Come on Yahoo! News, this kind of sloppy "reporting" will only make me want to refer to you as Yahoo? News in future posts. Get it together.
It's not often that we critique Arts coverage, but this Times piece was so dreadful and misleading and just plain pointless, it needed to be called out.
It's by Michael Cieply and headlined "The Films Are Green, but is Sundance?" The soggy point was that the famous film festival is hosting a number of movies with environmental themes but that Sundance....well, honestly we're not sure of the point. We think it's something like, but people used up gas while traveling to Sundance so therefore there's a conflict with the environmental theme. (Did we mention how pointless this exercise is?)
Some lowlights in an article that was literally brimming with them:
Still, a stroll here this week down Main Street — where a dozen idling trucks were unloading supplies and equipment, while an oversize band bus, with trailer in tow, spewed fumes outside a soon-to-be-busy party site — framed the obvious quandary: how can you cram some 46,000 people, roughly equivalent to a fifth of Hollywood's total work force, into a pretty little mountain town without contributing mightily to the problems your films hope to solve?
Are you following?
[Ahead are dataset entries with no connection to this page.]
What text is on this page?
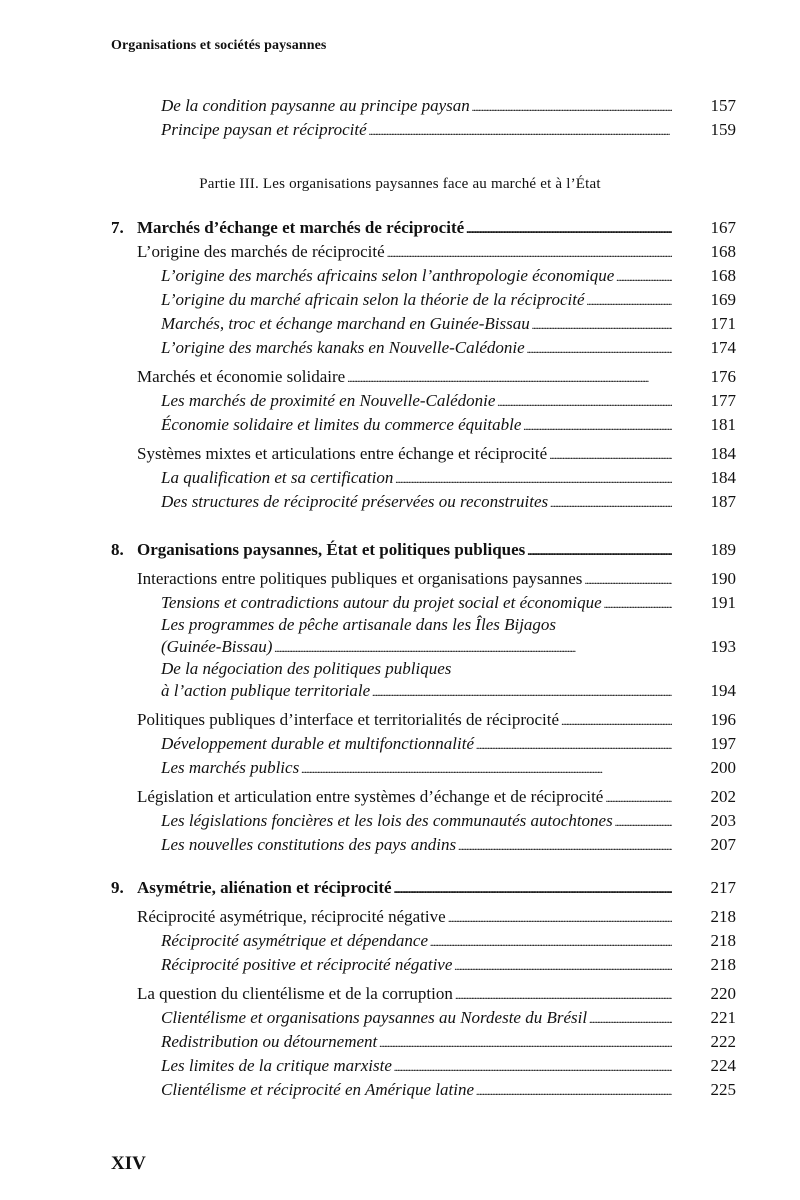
Organisations et sociétés paysannes
De la condition paysanne au principe paysan . . .	157
Principe paysan et réciprocité . . .	159
Partie III. Les organisations paysannes face au marché et à l’État
7. Marchés d’échange et marchés de réciprocité . . .	167
L’origine des marchés de réciprocité . . .	168
L’origine des marchés africains selon l’anthropologie économique . . .	168
L’origine du marché africain selon la théorie de la réciprocité . . .	169
Marchés, troc et échange marchand en Guinée-Bissau . . .	171
L’origine des marchés kanaks en Nouvelle-Calédonie . . .	174
Marchés et économie solidaire . . .	176
Les marchés de proximité en Nouvelle-Calédonie . . .	177
Économie solidaire et limites du commerce équitable . . .	181
Systèmes mixtes et articulations entre échange et réciprocité . . .	184
La qualification et sa certification . . .	184
Des structures de réciprocité préservées ou reconstruites . . .	187
8. Organisations paysannes, État et politiques publiques . . .	189
Interactions entre politiques publiques et organisations paysannes . . .	190
Tensions et contradictions autour du projet social et économique . . .	191
Les programmes de pêche artisanale dans les Îles Bijagos
(Guinée-Bissau) . . .	193
De la négociation des politiques publiques
à l’action publique territoriale . . .	194
Politiques publiques d’interface et territorialités de réciprocité . . .	196
Développement durable et multifonctionnalité . . .	197
Les marchés publics . . .	200
Législation et articulation entre systèmes d’échange et de réciprocité . . .	202
Les législations foncières et les lois des communautés autochtones . . .	203
Les nouvelles constitutions des pays andins . . .	207
9. Asymétrie, aliénation et réciprocité . . .	217
Réciprocité asymétrique, réciprocité négative . . .	218
Réciprocité asymétrique et dépendance . . .	218
Réciprocité positive et réciprocité négative . . .	218
La question du clientélisme et de la corruption . . .	220
Clientélisme et organisations paysannes au Nordeste du Brésil . . .	221
Redistribution ou détournement . . .	222
Les limites de la critique marxiste . . .	224
Clientélisme et réciprocité en Amérique latine . . .	225
XIV
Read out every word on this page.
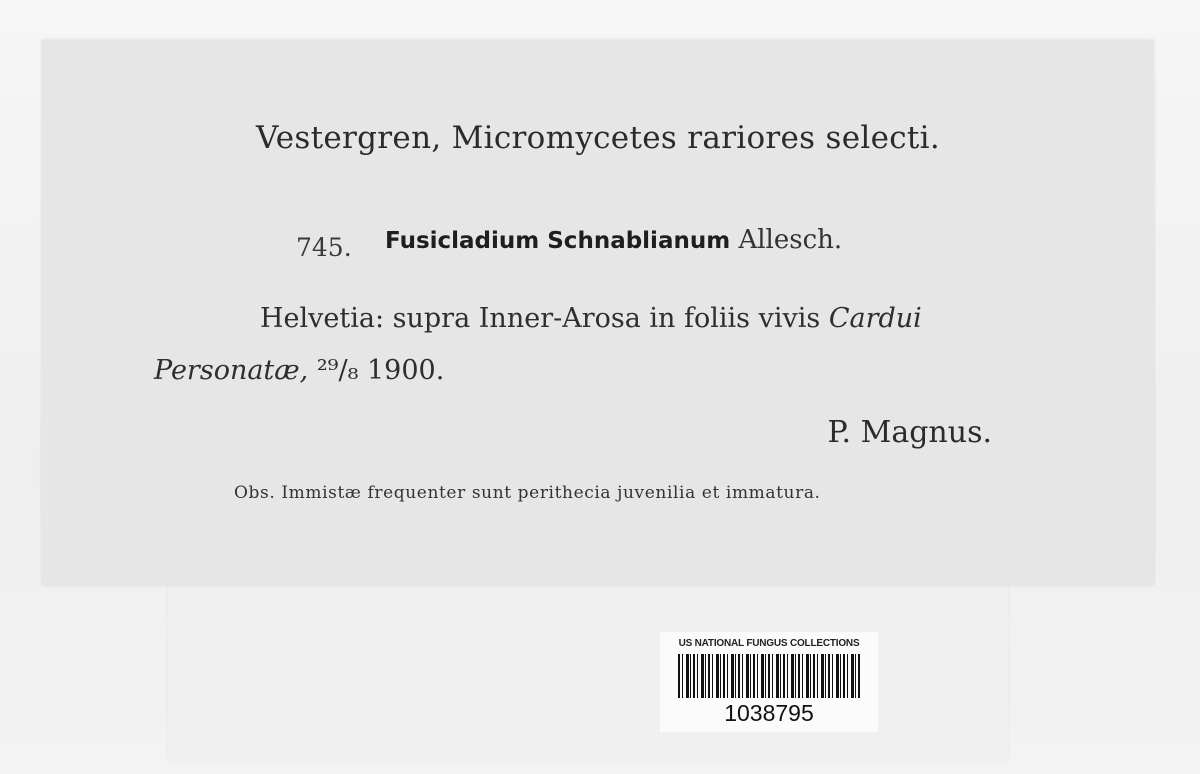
Vestergren, Micromycetes rariores selecti.
745. Fusicladium Schnablianum Allesch.
Helvetia: supra Inner-Arosa in foliis vivis Cardui
Personatæ, ²⁹/₈ 1900.
P. Magnus.
Obs. Immistæ frequenter sunt perithecia juvenilia et immatura.
US NATIONAL FUNGUS COLLECTIONS
1038795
Do you see the false premise the Times constructs? If you're concerned about the environment, if you want to spread the word about environmental activism through film, than you basically shouldn't participate in our society because if you are associated with an industry in which a bus idles, than you're a hypocrite. Or more accurately, an "obvious quandary" is created.
Honestly, we expect this nonsensical logic from Lou Dobbs who points to snow storms as proof global warming might not exist. But to see the Times traffic in this kind of forced jibberish is depressing.
The groans in the article just kept coming [emphasis added]:
Los Angeles to Park City is about 692 miles by the old wagon route, though most visitors seem to come by air through Salt Lake City
Yes, the Times thought it was noteworthy that Sundance attendees did not drive to Utah.
Utility officials said there was no way to determine how much extra wattage was being poured into the valley for the festival's spotlights and the strings of colored bulbs lining Park City's streets.
Too dumb for words? We think so.
And those were the first two--the best two--examples the Times provided in an effort to show that Sundance was not Green.
It's hard to find journalism more shoddy than this, courtesy of the AP's Matt Apuzzo [emphasis added]:
The price tag for President-elect Barack Obama's inauguration gala is expected to break records, with some estimates reaching as high as $150 million. Despite the bleak economy, however, Democrats who called on President George W. Bush to be frugal four years ago are issuing no such demands now that an inaugural weekend of rock concerts and star-studded parties has begun.
Where does that jaw-dropping number of $150 million come from? The AP never says. It doesn't quote anybody, it doesn't point to any facts. There's no nothing. The AP builds an entire story around how much Obama's inauguration might cost (why stop at $150 million?), yet never substantiates the what-if estimates.
As we said, journalism doesn't get much worse than that.
For an ind-depth look at the phony controversy over Obama's possible inauguration costs, click here.
UPDATE: Unlike AP, ABC News at least tries to substantiate the huge figure the media have been tossing around in terms of the cost of Obama's inauguration. (Hint: Most of it is for security.) But even with ABC's actual reporting, the article still falls short. (Hint: No context.)